Afirman los expertos que vivimos en un contexto signado por una “matriz energívora”. En otras palabras, que nuestras actividades cotidianas son cada vez más “electrodependientes”.

Si aceptamos ser parte de un ejercicio de ciencia ficción, nos cuesta pensar de qué manera hubiéramos enfrentado una pandemia del Covid-19 en la era preinternet. Vale preguntarnos cómo hubiéramos gestado redes de contacto entre familiares, vecinos, compañeros de trabajo y amistades si sólo hubiésemos contado con teléfonos fijos, prensa escrita y televisión abierta.

¿Cómo hubiéramos resuelto la suspensión de las clases presenciales en todos los niveles, las compras, los pagos de servicios e impuestos, las consultas médicas de emergencia?

Nuestro entorno energívoro explica esa sensación tan única de fastidio y frustración que nos invade cada vez que se corta la luz. Se trata de un viaje al Medioevo sin escalas. Se interrumpe el suministro eléctrico y se enciende un glosario para la ocasión. Nuestra cabeza comienza a funcionar en clave de fases, llaves térmicas, fusibles, grupos electrógenos, luces de emergencia, transformadores, números de contrato de Epec y otros vocablos. También los insultos aprovechan la movida y se apoderan de nuestras expresiones.

De inmediato barajamos distintos escenarios y el horizonte se tiñe de incertidumbre.

Definime vértigo

Los apagones también sirven para alimentar estadísticas. Como aquel que en 2003 dejó fuera de funcionamiento a 265 centrales eléctricas en el nordeste de los Estados Unidos y la provincia canadiense de Ontario. Los peritajes atribuyeron la falla a un error de software. Más de 55 millones de usuarios estuvieron casi tres días sin suministro. Cientos de pasajeros del metro de Nueva York abandonaron los vagones y caminaron distancias considerables hasta encontrar la salida. Gente atrapada en ascensores o incluso varada en carritos en la cima de una montaña rusa. Definime vértigo.

Cuentan los memoriosos que los vecinos de muchos rascacielos decidieron pasar la noche en el lobby de ingreso. No era cuestión de tener que subir 30 pisos por escalera. Otros buscaban en vano comprar velas y fósforos, convertidos en objetos vintage. Se formaron coros improvisados en algunas esquinas y no faltó quien se maravillara con ese cielo estrellado, inusualmente nítido.

A nivel local, en julio de 2006 una plaga de tucuras quebracheras, una variedad de langostas que pueden llegar a medir 12 centímetros de largo, provocó repetidos apagones en Lucio V. Mansilla, San José de las Salinas y Quilino, en el norte cordobés.
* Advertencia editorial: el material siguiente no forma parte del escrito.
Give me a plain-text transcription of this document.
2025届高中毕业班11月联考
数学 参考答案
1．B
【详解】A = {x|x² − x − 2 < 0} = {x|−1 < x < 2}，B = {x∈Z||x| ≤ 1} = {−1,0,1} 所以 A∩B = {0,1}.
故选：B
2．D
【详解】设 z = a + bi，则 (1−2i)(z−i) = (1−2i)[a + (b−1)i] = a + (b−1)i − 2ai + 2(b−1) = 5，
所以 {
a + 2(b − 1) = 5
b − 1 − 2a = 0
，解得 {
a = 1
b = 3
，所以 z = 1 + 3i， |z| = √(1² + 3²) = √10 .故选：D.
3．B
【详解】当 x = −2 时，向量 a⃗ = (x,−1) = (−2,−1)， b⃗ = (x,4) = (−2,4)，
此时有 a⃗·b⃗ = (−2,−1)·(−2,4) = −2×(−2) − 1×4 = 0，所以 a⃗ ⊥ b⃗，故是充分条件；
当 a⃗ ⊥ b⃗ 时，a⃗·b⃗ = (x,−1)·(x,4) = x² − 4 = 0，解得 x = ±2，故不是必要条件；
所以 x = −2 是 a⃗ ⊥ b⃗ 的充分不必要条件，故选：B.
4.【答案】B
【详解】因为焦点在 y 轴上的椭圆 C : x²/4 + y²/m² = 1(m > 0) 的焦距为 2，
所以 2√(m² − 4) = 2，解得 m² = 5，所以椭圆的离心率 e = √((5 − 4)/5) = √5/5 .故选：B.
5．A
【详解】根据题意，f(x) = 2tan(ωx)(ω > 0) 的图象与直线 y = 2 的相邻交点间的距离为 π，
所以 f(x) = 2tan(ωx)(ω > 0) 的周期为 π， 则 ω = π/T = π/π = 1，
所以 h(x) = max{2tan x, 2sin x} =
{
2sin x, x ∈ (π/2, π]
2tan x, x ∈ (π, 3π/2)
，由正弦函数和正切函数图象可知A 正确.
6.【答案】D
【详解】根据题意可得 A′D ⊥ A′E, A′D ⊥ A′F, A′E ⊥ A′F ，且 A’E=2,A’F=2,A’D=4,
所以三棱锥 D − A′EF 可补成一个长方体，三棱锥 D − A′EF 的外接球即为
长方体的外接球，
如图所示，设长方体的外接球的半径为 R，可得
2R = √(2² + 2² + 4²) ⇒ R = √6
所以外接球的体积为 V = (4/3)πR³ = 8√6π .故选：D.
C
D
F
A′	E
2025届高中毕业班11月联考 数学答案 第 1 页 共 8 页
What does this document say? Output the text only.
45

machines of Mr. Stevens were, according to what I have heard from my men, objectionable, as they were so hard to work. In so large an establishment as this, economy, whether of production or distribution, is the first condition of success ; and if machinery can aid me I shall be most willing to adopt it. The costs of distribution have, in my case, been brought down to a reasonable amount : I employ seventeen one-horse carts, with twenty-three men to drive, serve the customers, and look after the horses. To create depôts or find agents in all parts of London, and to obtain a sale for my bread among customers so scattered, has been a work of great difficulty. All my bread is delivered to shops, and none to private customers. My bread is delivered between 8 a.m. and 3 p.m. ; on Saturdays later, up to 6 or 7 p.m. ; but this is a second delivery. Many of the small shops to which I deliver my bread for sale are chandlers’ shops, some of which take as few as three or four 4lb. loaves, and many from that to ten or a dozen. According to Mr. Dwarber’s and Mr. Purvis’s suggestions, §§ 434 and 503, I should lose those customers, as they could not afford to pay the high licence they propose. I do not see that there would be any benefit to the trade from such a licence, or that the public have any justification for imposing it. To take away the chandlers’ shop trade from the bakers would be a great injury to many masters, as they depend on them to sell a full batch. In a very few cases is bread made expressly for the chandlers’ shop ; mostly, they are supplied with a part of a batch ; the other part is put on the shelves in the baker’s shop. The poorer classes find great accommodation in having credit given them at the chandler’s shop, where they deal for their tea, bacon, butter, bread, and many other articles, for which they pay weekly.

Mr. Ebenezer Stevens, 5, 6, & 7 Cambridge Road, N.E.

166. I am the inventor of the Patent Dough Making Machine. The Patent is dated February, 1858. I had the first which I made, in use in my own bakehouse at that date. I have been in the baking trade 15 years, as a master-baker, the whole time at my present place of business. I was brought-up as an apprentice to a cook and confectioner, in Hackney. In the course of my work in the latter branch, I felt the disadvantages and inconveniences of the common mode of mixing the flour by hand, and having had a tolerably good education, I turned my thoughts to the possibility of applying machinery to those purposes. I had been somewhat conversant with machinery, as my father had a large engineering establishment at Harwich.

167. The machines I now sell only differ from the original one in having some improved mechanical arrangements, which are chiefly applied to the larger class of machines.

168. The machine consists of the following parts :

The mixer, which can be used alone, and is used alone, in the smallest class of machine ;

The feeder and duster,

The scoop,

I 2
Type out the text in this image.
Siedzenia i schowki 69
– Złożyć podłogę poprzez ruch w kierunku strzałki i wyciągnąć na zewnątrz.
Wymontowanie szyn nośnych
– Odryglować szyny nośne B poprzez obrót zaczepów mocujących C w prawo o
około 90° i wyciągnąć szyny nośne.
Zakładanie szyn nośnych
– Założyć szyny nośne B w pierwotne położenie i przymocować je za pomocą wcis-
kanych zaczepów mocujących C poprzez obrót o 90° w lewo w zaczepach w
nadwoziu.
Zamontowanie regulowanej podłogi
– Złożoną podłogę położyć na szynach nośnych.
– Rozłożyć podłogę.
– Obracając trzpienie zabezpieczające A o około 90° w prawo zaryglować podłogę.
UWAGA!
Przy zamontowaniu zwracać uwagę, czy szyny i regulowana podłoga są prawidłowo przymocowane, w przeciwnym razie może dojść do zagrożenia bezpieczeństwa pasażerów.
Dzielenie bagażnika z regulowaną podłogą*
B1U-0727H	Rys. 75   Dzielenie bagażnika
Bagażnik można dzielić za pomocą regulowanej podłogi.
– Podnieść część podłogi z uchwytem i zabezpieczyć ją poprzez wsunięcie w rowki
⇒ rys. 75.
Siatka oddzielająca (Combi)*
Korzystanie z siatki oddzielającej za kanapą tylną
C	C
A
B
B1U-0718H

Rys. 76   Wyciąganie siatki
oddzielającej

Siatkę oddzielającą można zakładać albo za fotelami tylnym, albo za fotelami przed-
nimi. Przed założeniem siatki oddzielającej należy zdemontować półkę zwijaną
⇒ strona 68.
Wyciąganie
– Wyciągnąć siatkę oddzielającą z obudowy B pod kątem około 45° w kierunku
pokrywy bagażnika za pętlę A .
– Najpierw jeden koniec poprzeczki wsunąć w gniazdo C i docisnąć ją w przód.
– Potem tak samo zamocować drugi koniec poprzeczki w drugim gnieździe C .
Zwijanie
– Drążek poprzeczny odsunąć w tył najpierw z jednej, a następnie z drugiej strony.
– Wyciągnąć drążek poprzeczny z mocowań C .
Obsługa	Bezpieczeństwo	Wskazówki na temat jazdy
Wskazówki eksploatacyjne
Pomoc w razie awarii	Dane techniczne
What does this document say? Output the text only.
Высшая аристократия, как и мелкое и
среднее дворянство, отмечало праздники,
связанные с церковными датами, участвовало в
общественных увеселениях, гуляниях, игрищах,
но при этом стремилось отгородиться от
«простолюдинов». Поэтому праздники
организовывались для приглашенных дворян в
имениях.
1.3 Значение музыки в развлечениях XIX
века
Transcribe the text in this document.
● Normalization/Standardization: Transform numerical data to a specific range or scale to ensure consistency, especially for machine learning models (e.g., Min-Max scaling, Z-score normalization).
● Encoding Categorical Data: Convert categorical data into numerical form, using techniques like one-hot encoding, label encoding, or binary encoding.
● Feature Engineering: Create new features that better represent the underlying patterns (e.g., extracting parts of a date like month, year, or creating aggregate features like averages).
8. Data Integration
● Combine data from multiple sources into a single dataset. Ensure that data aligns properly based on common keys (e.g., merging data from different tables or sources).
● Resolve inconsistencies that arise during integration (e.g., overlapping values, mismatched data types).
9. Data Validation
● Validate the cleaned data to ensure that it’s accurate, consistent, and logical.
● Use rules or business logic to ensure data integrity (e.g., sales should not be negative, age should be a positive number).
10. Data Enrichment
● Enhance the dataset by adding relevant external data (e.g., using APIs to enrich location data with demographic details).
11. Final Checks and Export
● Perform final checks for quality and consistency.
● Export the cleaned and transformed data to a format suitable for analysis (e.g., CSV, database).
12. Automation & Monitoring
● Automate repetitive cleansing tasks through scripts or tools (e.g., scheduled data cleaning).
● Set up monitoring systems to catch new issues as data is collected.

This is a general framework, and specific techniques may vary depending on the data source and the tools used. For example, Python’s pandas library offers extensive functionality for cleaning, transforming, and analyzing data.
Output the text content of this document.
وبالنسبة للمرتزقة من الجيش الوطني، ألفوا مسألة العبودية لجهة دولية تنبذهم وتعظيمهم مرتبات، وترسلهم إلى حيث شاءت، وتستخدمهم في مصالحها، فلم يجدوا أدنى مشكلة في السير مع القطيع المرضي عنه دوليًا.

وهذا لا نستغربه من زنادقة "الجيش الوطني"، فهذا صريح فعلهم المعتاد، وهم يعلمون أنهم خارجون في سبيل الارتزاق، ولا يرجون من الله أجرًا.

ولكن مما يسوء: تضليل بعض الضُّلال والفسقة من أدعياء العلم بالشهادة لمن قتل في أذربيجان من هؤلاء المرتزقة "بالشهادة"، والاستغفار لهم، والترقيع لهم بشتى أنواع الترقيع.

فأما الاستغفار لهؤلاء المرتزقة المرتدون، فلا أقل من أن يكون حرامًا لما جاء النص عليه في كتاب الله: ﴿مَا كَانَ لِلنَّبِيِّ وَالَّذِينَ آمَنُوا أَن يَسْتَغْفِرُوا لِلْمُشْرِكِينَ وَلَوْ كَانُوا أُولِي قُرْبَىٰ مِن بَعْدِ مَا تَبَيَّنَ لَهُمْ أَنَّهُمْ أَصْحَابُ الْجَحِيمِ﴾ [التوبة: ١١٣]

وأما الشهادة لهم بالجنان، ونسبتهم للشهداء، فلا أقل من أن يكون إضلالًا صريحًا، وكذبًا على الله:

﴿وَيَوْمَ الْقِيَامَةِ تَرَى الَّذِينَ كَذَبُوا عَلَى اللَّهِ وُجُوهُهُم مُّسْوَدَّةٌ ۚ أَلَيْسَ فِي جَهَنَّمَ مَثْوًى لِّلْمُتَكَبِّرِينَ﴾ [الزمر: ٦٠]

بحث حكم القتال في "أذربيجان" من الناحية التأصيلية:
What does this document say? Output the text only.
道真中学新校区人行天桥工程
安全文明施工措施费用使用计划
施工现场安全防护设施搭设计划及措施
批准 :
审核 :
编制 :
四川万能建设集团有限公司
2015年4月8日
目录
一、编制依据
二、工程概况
Atraídas por el ronroneo de los transformadores, las tucuras se amontonaban sobre ellos formando arcos voltaicos, con los consecuentes cortocircuitos.

Sin ir más lejos, en abril del año pasado una comadreja hizo de las suyas en una planta de energía y dejó sin luz a Bell Ville, Morrison y Monte Leña durante casi una hora.

Todos atesoramos anécdotas referidas a los odiosos cortes. Sobre todo cuando tuvieron el mal gusto de prolongarse más de lo tolerable.

Aún recuerdo uno de 2002. Es otoño. Vivimos en barrio Matienzo. La expansión del tejido urbano en este sector de la ciudad de Córdoba no estuvo acompañada por la adecuación y el refuerzo de la infraestructura de servicios. Son casi las 6 de la tarde. No hace mucho frío ni sopla viento. Por alguna extraña razón, se corta la luz. Estamos todos en casa, por suerte.

Como uno ignora cuánto va a durar, se dispone a enfrentar la sorpresa con una cuota de optimismo. Terminamos de tomar la merienda. Las sombras avanzan sobre todos los rincones de la casa. Al cabo de una hora y media, los ánimos comienzan a caldearse. Se agota rápidamente el stock de pasatiempos. Algo me dice que esto se va a extender y me dedico a buscar a tientas unas velas artesanales.

Antes de preparar algo para la cena, las velas se desfiguran por obra del calor. Nos baja un sueño espantoso. Ya nadie quiere jugar a nada. Mucho menos al veo, veo. Abrimos contadas veces la heladera.

A mi hija se le ocurre ir con una linterna a revisar la pecera. Trae malas noticias:

–Se ha muerto el pececito más lindo… Lo encontré flotando… ¡Qué pena, pobrecito!

De no regresar pronto la energía, se van a producir más bajas.

Son casi las 10 de la noche. Urge trasladar los alimentos más delicados a la casa de familiares que sí tienen luz. Son sólo seis cuadras, pero es como un viaje hacia una civilización opulenta. Los chicos entienden que se tienen que quedar en casa conmigo. Que de esa tarea se encargará un adulto. Que la calle es una boca de lobo. Literal.

Es casi medianoche. Con los restos de las velas, algunas linternas gauchitas a punto de desertar y una bronca que para qué te digo, nos vemos envueltos en un paisaje de sombras fantasmagóricas.

En ese escenario, mi hijo menor que entonces tenía cuatro años, nos mira fijo, suspira y sentencia categórico:

–Hoy nos morimos todos.

Reprimimos la carcajada, por la ocurrencia.

La energía no regresa en toda la noche. Dormimos mal. Me levanto en varias ocasiones. Nuestro ovejero alemán que deambula atento por el patio rubrica con ladridos cada una de mis incursiones.

A la mañana temprano, mis sospechas respecto de la pecera se cumplen: no se reportan sobrevivientes. Me prometo a mí misma: nunca más peces en esta casa.

El corte duró 30 horas, sin solución de continuidad. Todo un récord. De la expectativa inicial, del “¿cuándo vuelve?” pasás a preguntarte “¿por qué a mí?”. El apagón enciende zonas oscuras de tu personalidad. Mutás a monstruo. Te crecen colmillos.

Y de repente, el milagro. Regresa la energía. Regresa la vida y todo fluye. Respiramos aliviados. En cuanto podemos, nos abastecemos de velas como para iluminar la procesión de varias cofradías en la Semana Santa de Sevilla y compramos pilas de todos los tamaños.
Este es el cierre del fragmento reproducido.